“How a secretive Pentagon agency seeded the ground for a rapid coronavirus cure”
“´Ringing people´s doorbells´ Established in 1958 in response to the Soviet Union’s launch of Sputnik, DARPA was created by President Dwight D. Eisenhower out of a sense of urgency.
Washington could have sent the first satellite to space, but Moscow got there first — and it wasn’t because the United States lacked the science. The American government simply didn’t move fast enough.
DARPA was the answer to that problem.
The nimble military science research agency wouldn’t invent things itself. Rather, its officials would look across the American scientific landscape — to universities, military labs and defense contractors — and channel emerging technologies into risky mega-endeavors to prevent another Sputnik. The agency’s pie-in-the-sky projects would have a high risk of failure, but if successful, would transform the U.S. military and possibly society, too.
Over the years, DARPA-funded projects have created the building blocks of GPS, the first computer mouse and the protocols that underpin the modern Internet. The agency pioneered stealth technology that made American fighter jets all but invisible to enemy radar. And it advanced a bevy of new weaponry, including drones.
In the years after the attacks of Sept. 11, 2001, a series of anthrax incidents, combined with overseas intelligence about potential biological threats, heightened fears of bioterrorism and drove DARPA to invest in faster ways to respond, including technology to accelerate vaccine development, spot emerging viruses and speed up pharmaceutical manufacturing.
A decade ago, a brainy Air Force doctor named Dan Wattendorf helped push rapid pandemic response further to the top of DARPA’s priority list.
Regularly citing the 1918 flu pandemic, the DARPA program manager saw how a novel pathogen, whether from another species or an enemy’s lab, could cripple the American military in the field.
“If we need to deploy someone in harm’s way and it’s a new virus, you don’t have time to wait for a new vaccine,” Wattendorf said. “That could be a decade.”
Wattendorf had ideas for a solution. In 2010, he took to a conference room at DARPA headquarters in Northern Virginia with notes scribbled on his hand to make a pitch.
At the time, the Obama administration was emphasizing the need to step up pandemic response capabilities in the wake of the H1N1 outbreak, and DARPA was increasingly focusing on biology — an emphasis that would lead to the agency’s first biotechnology office in 2014.
In the conference room, Wattendorf outlined his ideas to agency higher-ups. Regina E. Dugan, the DARPA director at the time, ribbed him for the writing on his hand before greenlighting his proposal.

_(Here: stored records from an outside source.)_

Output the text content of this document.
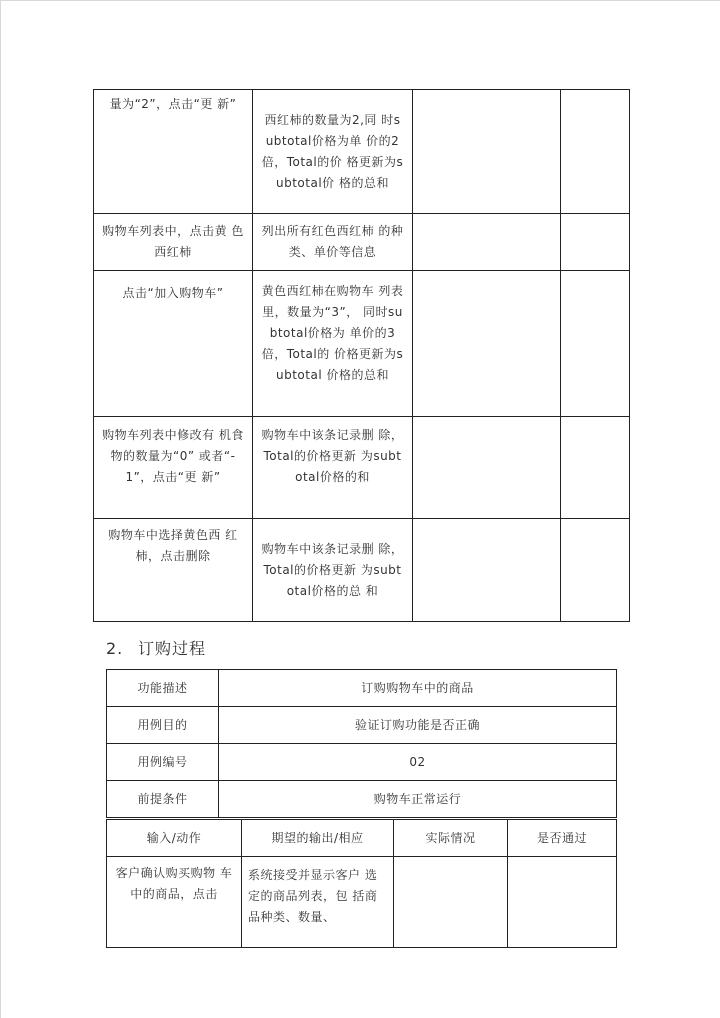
量为“2”，点击“更 新”	西红柿的数量为2,同 时subtotal价格为单 价的2倍，Total的价 格更新为subtotal价 格的总和		
购物车列表中，点击黄 色西红柿	列出所有红色西红柿 的种类、单价等信息		
点击“加入购物车”	黄色西红柿在购物车 列表里，数量为“3”， 同时subtotal价格为 单价的3倍，Total的 价格更新为subtotal 价格的总和		
购物车列表中修改有 机食物的数量为“0” 或者“-1”，点击“更 新”	购物车中该条记录删 除，Total的价格更新 为subtotal价格的和		
购物车中选择黄色西 红柿，点击删除	购物车中该条记录删 除，Total的价格更新 为subtotal价格的总 和		
2. 订购过程
功能描述	订购购物车中的商品
用例目的	验证订购功能是否正确
用例编号	02
前提条件	购物车正常运行
输入/动作	期望的输出/相应	实际情况	是否通过
客户确认购买购物 车中的商品，点击	系统接受并显示客户 选定的商品列表，包 括商品种类、数量、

The result was a program called ADEPT, which invested $291 million from 2011 to 2019 in an array of technologies — including a credit card-sized device for rapid antibody discovery developed by the Vancouver-based firm AbCellera — that, taken together, could significantly reduce the timelines for vaccines and antibodies.
“It may turn out to be the most important program from my time at the agency,” said Dugan, who ran DARPA from 2009 to 2012.
Chief among Wattendorf’s targets for the program: delivering vaccines and antibodies by implanting their genetic code.
CureVac was also funded by DARPA.
When covid-19 arrived in the United States, the program’s participants — AbCellera, Vanderbilt University, Duke University and AstraZeneca — had already done test runs with various viruses to see where they could cut time on their quest to hit the 60-day goal.”